Chris Hill : [MUSIQUE] Il y a une semaine, lorsque McDonald’s a annoncé son départ de Russie et que nous avons demandé qui serait le prochain, aujourd’hui nous avons la réponse : Motley Fool Money commence maintenant. [MUSIQUE] Je suis Chris Hill et je suis accompagné de l’analyste principal de Motley Fool, Jason Moser. Bon lundi.
Jason Moser : Salut. Bon lundi en effet.
Chris Hill : Nous avons une histoire de fusion et acquisition à aborder, alors commençons par Starbucks. La chaîne de café a annoncé ce matin qu’elle quittait la Russie et n’y aurait plus aucune présence de marque. Starbucks s’est engagé à payer ses employés russes pendant six mois et à les aider à transitionner vers de nouveaux emplois. Mais d’un point de vue financier, Jason, cela n’aura pas autant d’impact que ce dont nous parlions la semaine dernière avec McDonald’s, car pour Starbucks, le nombre de magasins est plus faible et la part de leur chiffre d’affaires annuel est moindre.

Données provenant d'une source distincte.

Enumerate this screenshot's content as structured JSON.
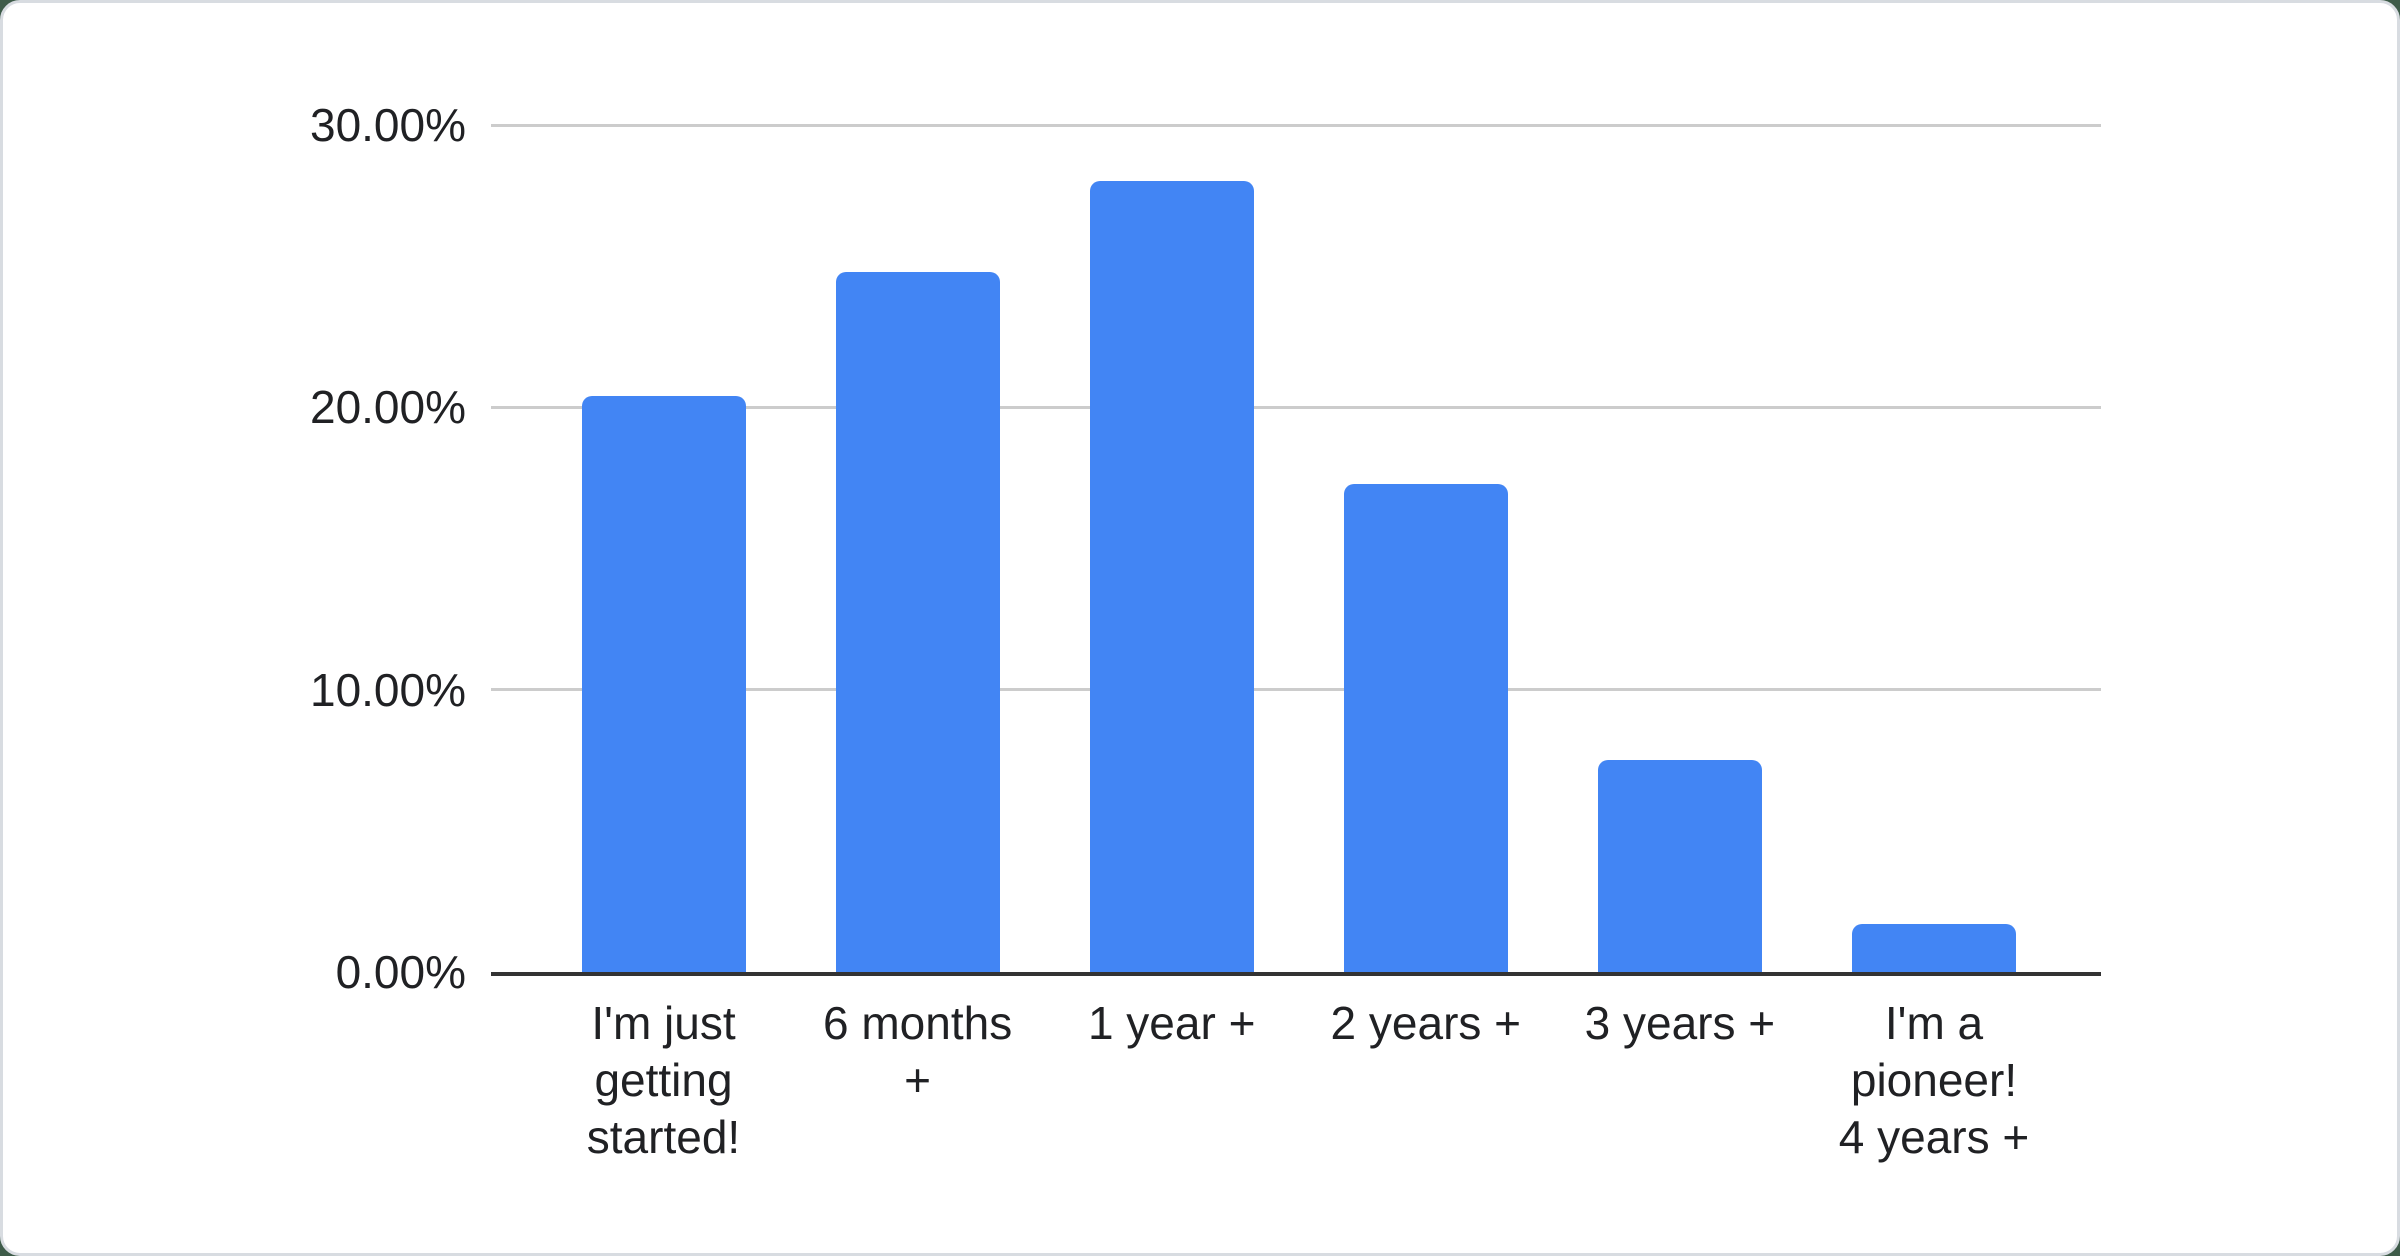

Jason Moser : Oui, tu as raison. Je pense que Starbucks était l’exemple que nous avions utilisé récemment en parlant de McDonald’s, en se demandant si une autre chaîne de restauration suivrait le mouvement. Starbucks semblait être un candidat évident, leur donnant l’occasion d’évaluer précisément la réaction à l’action de McDonald’s. Pour moi, cela a beaucoup de sens, suivre l’exemple de McDonald’s, en général, en regardant leur présence en Russie, cela aura un impact négligeable sur l’activité. Je pense que c’est moins de un pour cent du chiffre d’affaires global de l’entreprise. Rappelle-toi, quand nous parlions de McDonald’s avant, en Russie, où les franchisés exploitent seulement 15 % des emplacements détenus par la société, le reste étant sous licence. En regardant la présence de Starbucks là-bas, ce sont toutes des licences.
Ce n’est pas une de ces situations où l’entreprise possède directement ces magasins, mais encore une fois, moins de un pour cent du chiffre d’affaires, cela semble être une décision très simple à prendre en regard de l’ensemble. En général, je pense que la majorité du monde libre est assez opposée à ce que fait la Russie, et à juste titre, donc je vois là une opportunité pour les entreprises de prendre du recul, d’évaluer non seulement où elles font des affaires et ce qui a le plus de sens d’un point de vue économique, mais aussi ce qui correspond à leurs valeurs fondamentales. Avec McDonald’s, nous avons parlé d’une de leurs valeurs clés, l’intégrité et faire ce qui est juste, et Starbucks, clairement, une entreprise bâtie sur ce type de principes. Pour moi, c’est une décision qui ne se pose même pas : ils avaient suspendu leurs opérations, je pense, depuis mars, et cela vient simplement confirmer leur position, pour ainsi dire.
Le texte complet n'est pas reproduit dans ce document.